To optimize the speech recognition software algorithms, they must also be trained to react to certain cues such as keywords. In a second step, our Clickworkers transcribe all the voice recordings and analyze these sentences to identify the keywords used and their frequency.

With the help of these recordings, manufacturers train their speech recognition software and optimize the infotainment system to respond to the individually different ways users handle the system.

Project Data

Clickworker qualifications: Native speakers from the target regions

Languages: 9 languages

Number of voice recordings (in MP4-Format): 810,000 (600 recordings per language for 150 scenarios)

1. Task: Create the audio recording
2. Task: Transcribe the recordings
3. Task: Analyze and evaluate the recordings

Quality assurance: a second Clickworker, the transcriber, checks the quality of the recordings

Data transfer: Data transfer via xls-file

Work Flow

  1. The project is discussed with the customer and the tasks are defined accordingly.
  2. clickworker sets up the project in a three-stage distribution of tasks, including briefings for the Clickworkers and quality assurance.

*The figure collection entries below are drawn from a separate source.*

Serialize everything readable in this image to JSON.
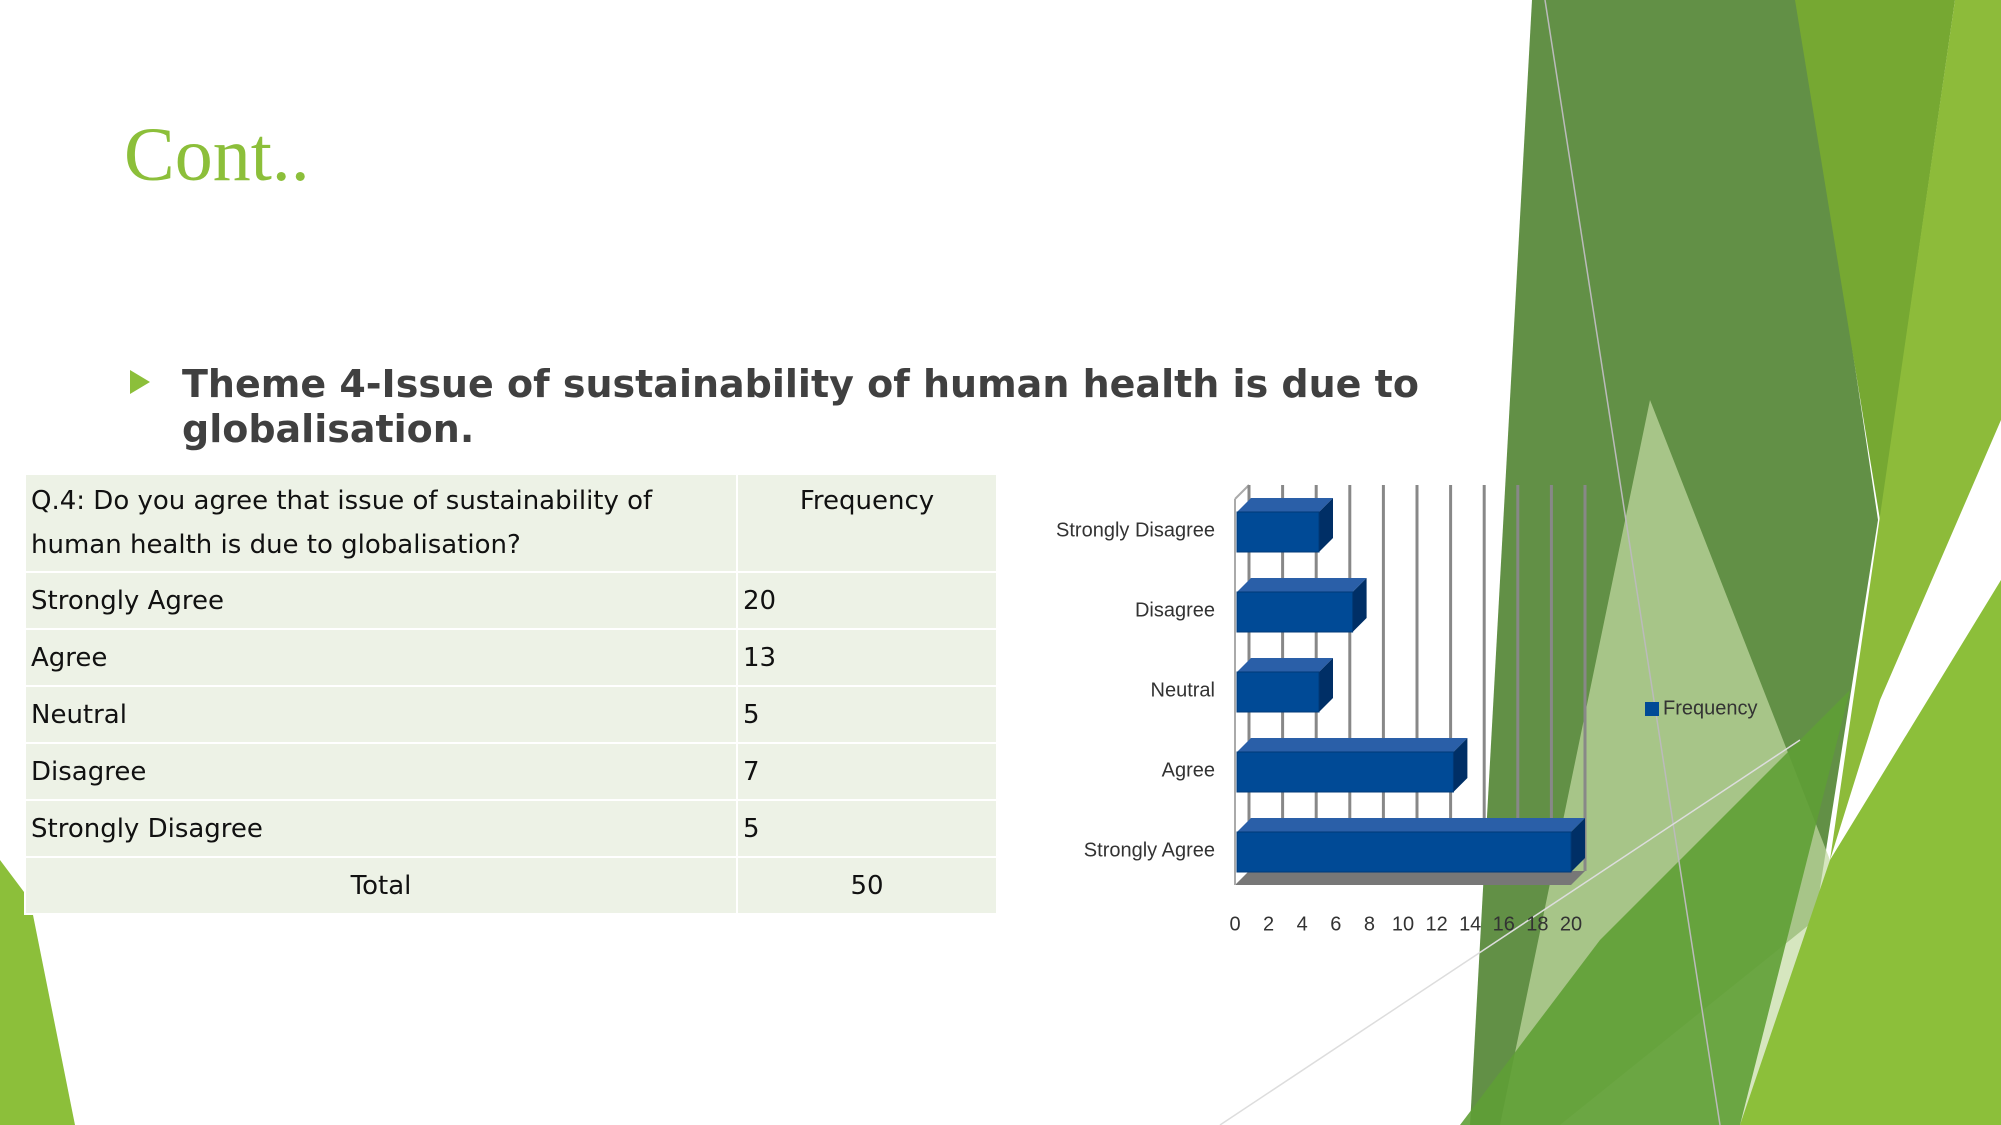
{
  "title": "Cont..",
  "bullet": "Theme 4-Issue of sustainability of human health is due to globalisation.",
  "table": {
    "header": [
      "Q.4: Do you agree that issue of sustainability of human health is due to globalisation?",
      "Frequency"
    ],
    "rows": [
      [
        "Strongly Agree",
        20
      ],
      [
        "Agree",
        13
      ],
      [
        "Neutral",
        5
      ],
      [
        "Disagree",
        7
      ],
      [
        "Strongly Disagree",
        5
      ]
    ],
    "total": [
      "Total",
      50
    ]
  },
  "chart_data": {
    "type": "bar",
    "orientation": "horizontal",
    "categories": [
      "Strongly Disagree",
      "Disagree",
      "Neutral",
      "Agree",
      "Strongly Agree"
    ],
    "series": [
      {
        "name": "Frequency",
        "color": "#004a96",
        "values": [
          5,
          7,
          5,
          13,
          20
        ]
      }
    ],
    "xlim": [
      0,
      20
    ],
    "xticks": [
      0,
      2,
      4,
      6,
      8,
      10,
      12,
      14,
      16,
      18,
      20
    ],
    "grid": true,
    "legend": "right"
  }
}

    1. Task: Creation of voice recordings
      • Audio recordings in 9 languages
      • 600 recordings per language for 150 scenarios
      • 1,200 Clickworkers per language are requested
      • Audio format: MP4-files
    2. Task: Quality assurance and transcription
      • Checking and transcription of the 810,000 voice recordings made by native speakers
    3. Task: Analysis and evaluation
      • Calculation of the keywords and their frequency per scenario and language
      • Filtering the phrases incl. frequency per scenario and language
  3. The final task results are transferred to the customer via xls-file.


  • Speed
  • Three services from a single source
  • Simple access to know-how and language skills
  • Quality assured results
  • Scalable throughput
  • Flexible workforce

The difficulties of speech recognition training data: machine learning and the human factor

Speech recognition offers many useful applications that can make day-to-day activities easier. Whether it is used to search for something online, unlock a smartphone, or operate a car infotainment system: More and more programs use voice recordings. This poses challenges to the software development. Since every person speaks differently based on their dialect, individual mannerisms, or potential speech impediments, the program needs to be trained to recognize the same words in various iterations. This is why the human factor plays such an important role in gathering speech recognition training data. Simply using one recording to train the system would not yield the desired results. Instead, we provide a multitude of different voice recordings that can help the machine learn. Once this foundation has been laid, the software can use the training data to come to the right conclusions and keep evolving.